University of Edinburgh Women 7-0 Heriot-Watt University Women 0: University of Edinburgh Men 4-0 Heriot-Watt University Men
As the clouds drew ominously overhead, both first teams of Edinburgh University were untroubled by their opponents, aggregating eleven balls in the net though, with more clinical finishing, it could well have ended up as thirty.
The women were sharper on the turf, turning the Watt defenders inside out and pressuring without cessation, though it took fifteen minutes to chalk a goal on the scoreboard, the ball worked well in the D. A second came on the half-hour, Mo Harding’s tap-in resulting from great ball control by the Edinburgh attackers. The best goal of the game came from Harding five minutes into the second half, a wonderful solo effort after skipping past two players and firing in from the edge of the D. Number four was put in powerfully three minutes later, and Watt then cleared off their goal line twice; they offered precious little by way of attacking threat, Edinburgh managed three strikes in five minutes, winning possession back with ease every time. Harding ought twice to have bagged her hat-trick but her team-mates shared the free scoring while Watt defenders sprawled and slipped and stumbled to a heavy loss.

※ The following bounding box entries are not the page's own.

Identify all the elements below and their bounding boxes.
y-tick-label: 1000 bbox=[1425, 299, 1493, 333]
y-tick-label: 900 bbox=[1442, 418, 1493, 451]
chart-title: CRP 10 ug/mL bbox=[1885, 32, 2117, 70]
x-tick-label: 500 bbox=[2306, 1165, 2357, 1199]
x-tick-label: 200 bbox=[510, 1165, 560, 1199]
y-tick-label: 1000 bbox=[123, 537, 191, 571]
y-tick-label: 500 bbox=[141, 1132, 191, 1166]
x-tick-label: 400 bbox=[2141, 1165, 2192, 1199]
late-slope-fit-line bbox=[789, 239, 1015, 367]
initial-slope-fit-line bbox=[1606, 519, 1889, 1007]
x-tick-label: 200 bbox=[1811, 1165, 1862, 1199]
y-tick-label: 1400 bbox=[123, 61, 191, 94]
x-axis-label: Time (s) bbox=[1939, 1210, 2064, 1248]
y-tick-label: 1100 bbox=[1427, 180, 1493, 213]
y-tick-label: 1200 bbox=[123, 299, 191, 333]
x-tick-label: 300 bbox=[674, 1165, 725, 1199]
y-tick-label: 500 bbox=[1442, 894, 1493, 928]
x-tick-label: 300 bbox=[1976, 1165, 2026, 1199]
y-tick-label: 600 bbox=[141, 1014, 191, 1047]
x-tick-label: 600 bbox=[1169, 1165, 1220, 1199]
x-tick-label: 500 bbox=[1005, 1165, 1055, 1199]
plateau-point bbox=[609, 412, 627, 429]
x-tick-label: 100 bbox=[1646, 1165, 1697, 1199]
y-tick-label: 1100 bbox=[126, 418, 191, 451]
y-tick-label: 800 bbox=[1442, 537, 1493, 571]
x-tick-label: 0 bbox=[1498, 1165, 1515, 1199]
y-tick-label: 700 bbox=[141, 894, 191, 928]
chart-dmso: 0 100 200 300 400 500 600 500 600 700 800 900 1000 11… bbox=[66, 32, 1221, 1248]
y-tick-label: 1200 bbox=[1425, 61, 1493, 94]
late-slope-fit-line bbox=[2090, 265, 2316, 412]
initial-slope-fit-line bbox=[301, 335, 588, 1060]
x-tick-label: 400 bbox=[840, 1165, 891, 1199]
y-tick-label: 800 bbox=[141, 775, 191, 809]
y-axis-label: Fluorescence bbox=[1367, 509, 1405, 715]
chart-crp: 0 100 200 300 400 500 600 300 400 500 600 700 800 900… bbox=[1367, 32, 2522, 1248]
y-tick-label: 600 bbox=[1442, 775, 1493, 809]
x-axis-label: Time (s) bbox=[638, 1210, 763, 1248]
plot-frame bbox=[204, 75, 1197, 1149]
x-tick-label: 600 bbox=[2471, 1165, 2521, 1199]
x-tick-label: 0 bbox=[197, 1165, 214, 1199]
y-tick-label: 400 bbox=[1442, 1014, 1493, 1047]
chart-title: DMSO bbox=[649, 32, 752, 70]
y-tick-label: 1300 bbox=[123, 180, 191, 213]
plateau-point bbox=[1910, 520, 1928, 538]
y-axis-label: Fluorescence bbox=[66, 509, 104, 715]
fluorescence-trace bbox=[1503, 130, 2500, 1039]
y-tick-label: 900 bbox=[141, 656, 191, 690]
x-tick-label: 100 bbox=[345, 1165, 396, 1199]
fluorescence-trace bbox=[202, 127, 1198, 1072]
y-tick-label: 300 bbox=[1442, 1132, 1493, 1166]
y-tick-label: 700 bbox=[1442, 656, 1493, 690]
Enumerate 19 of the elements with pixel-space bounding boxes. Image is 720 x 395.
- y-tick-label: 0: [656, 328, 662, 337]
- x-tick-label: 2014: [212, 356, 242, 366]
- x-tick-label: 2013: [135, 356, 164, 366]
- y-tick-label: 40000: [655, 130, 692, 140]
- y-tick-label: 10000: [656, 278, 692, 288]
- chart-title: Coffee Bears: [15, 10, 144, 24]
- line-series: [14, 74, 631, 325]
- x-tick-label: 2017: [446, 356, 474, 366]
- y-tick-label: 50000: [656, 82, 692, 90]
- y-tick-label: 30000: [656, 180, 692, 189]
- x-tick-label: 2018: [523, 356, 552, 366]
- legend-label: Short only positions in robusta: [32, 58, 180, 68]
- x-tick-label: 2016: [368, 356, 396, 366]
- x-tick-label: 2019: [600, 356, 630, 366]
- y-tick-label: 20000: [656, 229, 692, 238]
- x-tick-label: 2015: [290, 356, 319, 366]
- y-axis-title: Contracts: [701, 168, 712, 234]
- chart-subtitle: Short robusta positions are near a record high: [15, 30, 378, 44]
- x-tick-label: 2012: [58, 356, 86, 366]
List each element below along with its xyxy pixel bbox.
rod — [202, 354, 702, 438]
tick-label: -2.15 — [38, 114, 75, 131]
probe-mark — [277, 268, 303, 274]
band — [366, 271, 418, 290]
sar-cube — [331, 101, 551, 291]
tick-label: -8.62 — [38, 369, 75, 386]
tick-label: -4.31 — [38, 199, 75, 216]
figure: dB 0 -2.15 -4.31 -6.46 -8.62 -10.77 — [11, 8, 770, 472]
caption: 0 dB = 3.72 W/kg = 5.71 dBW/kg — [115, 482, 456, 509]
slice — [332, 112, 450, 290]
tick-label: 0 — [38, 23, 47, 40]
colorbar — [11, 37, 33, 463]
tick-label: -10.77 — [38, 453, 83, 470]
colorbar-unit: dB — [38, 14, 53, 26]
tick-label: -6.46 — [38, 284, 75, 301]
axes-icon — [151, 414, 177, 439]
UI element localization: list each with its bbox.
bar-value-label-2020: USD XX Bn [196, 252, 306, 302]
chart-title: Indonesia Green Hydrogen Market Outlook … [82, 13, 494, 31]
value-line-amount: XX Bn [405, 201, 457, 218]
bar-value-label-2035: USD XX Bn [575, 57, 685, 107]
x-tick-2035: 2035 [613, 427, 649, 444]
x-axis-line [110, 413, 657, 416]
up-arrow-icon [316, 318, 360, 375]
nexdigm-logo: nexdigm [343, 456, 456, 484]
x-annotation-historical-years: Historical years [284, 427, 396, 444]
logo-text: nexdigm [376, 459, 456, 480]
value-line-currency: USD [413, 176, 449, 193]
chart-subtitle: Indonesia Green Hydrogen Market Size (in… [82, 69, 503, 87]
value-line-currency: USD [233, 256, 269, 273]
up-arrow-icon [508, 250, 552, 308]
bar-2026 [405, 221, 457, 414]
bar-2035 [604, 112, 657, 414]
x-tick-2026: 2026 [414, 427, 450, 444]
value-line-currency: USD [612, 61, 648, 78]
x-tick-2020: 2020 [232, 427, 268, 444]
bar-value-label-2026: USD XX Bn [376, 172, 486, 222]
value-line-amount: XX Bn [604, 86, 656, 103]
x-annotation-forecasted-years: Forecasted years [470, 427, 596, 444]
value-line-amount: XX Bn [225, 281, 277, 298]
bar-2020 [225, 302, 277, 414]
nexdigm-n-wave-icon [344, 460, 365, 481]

The men ran away with their victory in a more
temperamental game, with each side frustrated with the officiating and meriting a yellow card and green triangle for each side. Edinburgh’s Stewart ‘AJ’ Inglis was sinbinned particularly harshly, though it was 3-0 to his side at his temporary dismissal. Wasting a short corner in the very first minute, the thrust was always Edinburgh’s; five minutes into the game Paddy Thompson’s shot was deflected wickedly for their first goal and three or four more fantastic chances fell for Edinburgh including one for Inglis himself who slipped as the goal gaped. The score stubbornly remained 1-0 with Watt only forcing one save from David Forrester, though they were better in the second half. At forty minutes the pressure told as Duncan Birse cemented a great season with another deflected shot from a short corner which had been lost through Watt’s ineptitude at the back and Andy Campbell’s tenacity. Edinburgh’s back line, including a well-behaved Neil Fulton, deserved the inevitable clean sheet but their opponents were lackadaisical. Too much room when giving the ball away in their own half allowed Andy Duke to run into the space and, unselfishly, feed Inglis for a simple third goal. The latter should have fed the former in another good attack before his yellow card sent him to the bench. Sticks flew, and the captains were told to settle the troops as action moved from one end of the turf to the other. Mike Witchell, brilliant all game in his vision and ballwork, deserved to take a well-won penalty flick which he confidently placed to the keeper’s right. Watt, as the saying goes, were lucky to get nil, as Edinburgh rose to the Varsity occasion.